Thursday, December 15, 2011

Obfuscated Malware Analysis with Responder Pro 2.0.5

Responder 2.0.5 was recently released, and for me, as a daily-user of the product, it contains new features that (much like the invention of the DVR,) I can't imagine living without from here on. Today, I will demonstrate a process that used to be painstaking, which is now done completely automatically.
I recently observed an interesting piece of malware in a customer's network. The process host was spoolsv.exe, and the offending module was inetpp.dll. In a nutshell, the malware would crash the inetpp.dll process, rename it to something else, drop its own malicious replacement inetpp.dll and restart the process. It acted as a printer handler as well, calling InitializePrintProvidor and pointing it to the now-renamed, original inetpp.dll for all incoming print jobs as to not alert the user to suspect activity. Intially, what caught my eye about this module was that it was lacking references to the standard static links required by the real inetpp.dll:



advapi32.dll
crypt32.dll
kernel32.dll
msvcrt.dll
ntdll.dll
spoolss.dll
user32.dll
winspool.drv
ws2_32.dll


Here is the suspicious version:



There was no obvious domain that this malware contained as a binary string, but I knew it had to be connecting to something, since it had hijacked the internet print dll. I hadn't seen this particular binary or exploit before, so I loaded up Responder Pro. Within a few minutes of just scrolling through the disassembled code, I saw hand-written, byte-by-byte strings being created, the command strings the binary was listening for and at last, the command and control domain.




Below is the main loop of the malware, looking for input commands:



Malware has a long history of evading typical antivirus software and incident responders by obfuscating API calls, command and control domains and other non-standard strings in an attempt to mask its own malicious intent.

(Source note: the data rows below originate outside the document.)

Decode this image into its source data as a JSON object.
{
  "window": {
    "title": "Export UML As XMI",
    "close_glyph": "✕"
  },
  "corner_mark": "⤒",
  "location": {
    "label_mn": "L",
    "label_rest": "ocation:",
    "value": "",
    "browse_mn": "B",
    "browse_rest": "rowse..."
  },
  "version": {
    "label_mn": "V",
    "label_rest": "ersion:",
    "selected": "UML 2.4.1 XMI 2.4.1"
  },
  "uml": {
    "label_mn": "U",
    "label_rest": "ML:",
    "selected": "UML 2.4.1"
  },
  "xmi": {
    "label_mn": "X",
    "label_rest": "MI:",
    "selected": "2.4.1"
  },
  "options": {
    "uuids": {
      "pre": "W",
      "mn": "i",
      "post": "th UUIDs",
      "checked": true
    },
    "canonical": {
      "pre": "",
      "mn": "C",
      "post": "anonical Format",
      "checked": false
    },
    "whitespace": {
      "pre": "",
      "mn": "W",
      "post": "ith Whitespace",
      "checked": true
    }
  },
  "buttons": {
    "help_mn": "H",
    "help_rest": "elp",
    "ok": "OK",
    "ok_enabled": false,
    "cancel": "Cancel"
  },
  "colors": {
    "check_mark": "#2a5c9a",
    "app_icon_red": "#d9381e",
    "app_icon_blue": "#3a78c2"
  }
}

One such technique is to build these strings byte-by-byte during runtime. Digital DNA has several traits to flag and detect this behavior, but sometimes the context is difficult for new users of the product to understand. In previous versions of Responder, to decode this information required either a memorization of hex values as they relate to ascii characters, or by using the built in value calculator.


This was an invaluable tool, but with the introduction of Responder 2.0.5, this information is now automatically represented and doesn't require manually checking each and every byte ptr in the disassembled binary. Below is an example of how easy it is to spot manually constructed strings within a disassembled binary. (NOTE: The actual domain in the malware has been censored due to the directed nature of the domain name.)



Manually looking up the hex values for ascii characters in assembly used to be a process of "guess and check", but with the new auto-labeling, even someone with limited or no assembly skill can have obfuscated calls and manually created strings represented in a visually impactful way.

Tuesday, August 16, 2011

Ghost in the (Infected) Machine

Without a doubt, it is standard practice to look for debug artifacts in malicious binaries. Often times entire directory strings can be extracted providing clues to the identity of the actual malware author. An example would be a discovered string named:

"c:\documents and settings\superhacker9001
\projects\malware\targeted\company_1\exploit.pdb"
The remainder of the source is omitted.